Esto es una tontería, pensaba Amy. Había remado como una loca durante cuatro horas y todavía estaba a medio camino de Molokai. Además, desde que había rebasado la línea de viento del canal se había debatido durante dos horas contra olas de un metro de altura y un viento cruzado que amenazaba con llevarla mar adentro.
—¿Quién da coordenadas de GPS para una reunión? ¿Quién hace negocios de esa forma?
Desde hacía una hora le gritaba exabruptos al viento y comprobaba el pequeño mapa que aparecía en la pantalla de cristal líquido del receptor de GPS. Parecía que el puntito de «Usted está aquí» no se movía nunca. Bueno, eso tampoco era cierto. Si dejaba de remar para beber agua o aplicarse crema protectora el punto daba la impresión de desviarse un kilómetro entero de repente.

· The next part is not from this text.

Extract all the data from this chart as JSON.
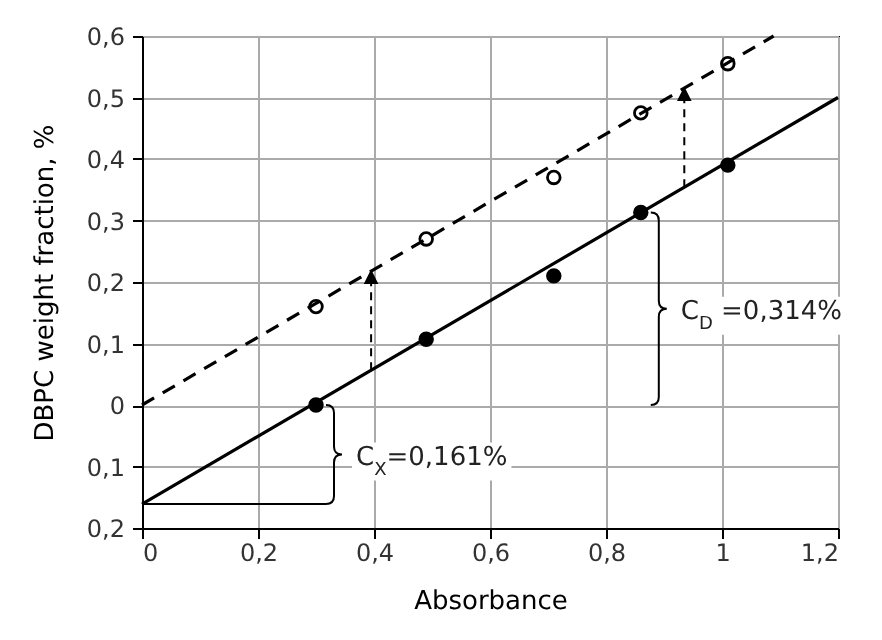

—¿Estáis drogados? —vociferó al viento.
Le dolían los hombros y se había bebido casi toda la botella de dos litros de agua que había llevado consigo. Empezaba a arrepentirse de no haberse hecho con algo de comida.

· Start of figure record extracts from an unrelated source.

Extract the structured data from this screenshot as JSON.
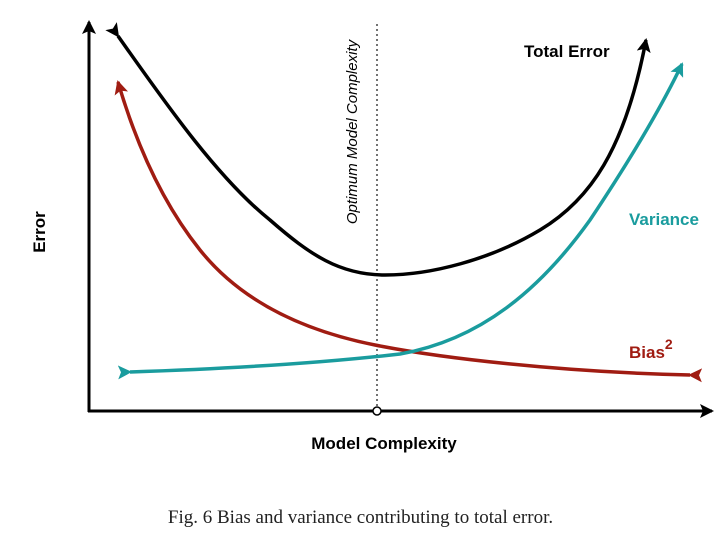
{
  "diagram": {
    "x_axis_label": "Model Complexity",
    "y_axis_label": "Error",
    "optimum_label": "Optimum Model Complexity",
    "curves": {
      "total_error": {
        "label": "Total Error",
        "color": "#000000"
      },
      "variance": {
        "label": "Variance",
        "color": "#1a9c9e"
      },
      "bias": {
        "label": "Bias",
        "superscript": "2",
        "color": "#a01c12"
      }
    }
  },
  "caption": "Fig. 6 Bias and variance contributing to total error."
}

—«Es fácil. Alquila un kayak. No te hace falta una lancha motora.» ¡Estoy flotando en una fiambrera, imbéciles!
Se tumbó en el kayak para recuperar el aliento, observando los cambios en los indicadores de dirección y velocidad del GPS. Podía descansar cinco minutos sin alejarse demasiado. Cerró los ojos, dejando que la mecieran las olas, y se echó un sueñecito. El mar estaba en calma, solo se oía el ruido blanco del viento y el agua, ni siquiera el de las olas que lamían el kayak; la embarcación era tan ligera que flotaba sobre superficie y la cresta de las olas sin producir ningún sonido. Amy pensaba en Nate, en cuánto debía de haberse asustado en esos últimos instantes y en cuánto había empezado a disfrutar trabajando con él. Empollón de acción. Sonrió para sus adentros, una sonrisa melancólica, mientras se sumía en el sueño, pero entonces el sonido de una andanada de burbujas rompiendo la superficie a escasa distancia del kayak la puso alerta bruscamente. Era una explosión de aire tremenda, como si alguien hubiese detonado un explosivo debajo del agua.
Amy se alejó de las erupciones de burbujas, pero el mar empezó a oscurecerse a su alrededor y el azul cristalino se convirtió en una enorme franja de sombra debajo del kayak. Entonces algo chocó contra la barquita y arrojó a Amy a seis metros de altura antes de que se estrellara contra el agua y las tinieblas la envolviesen.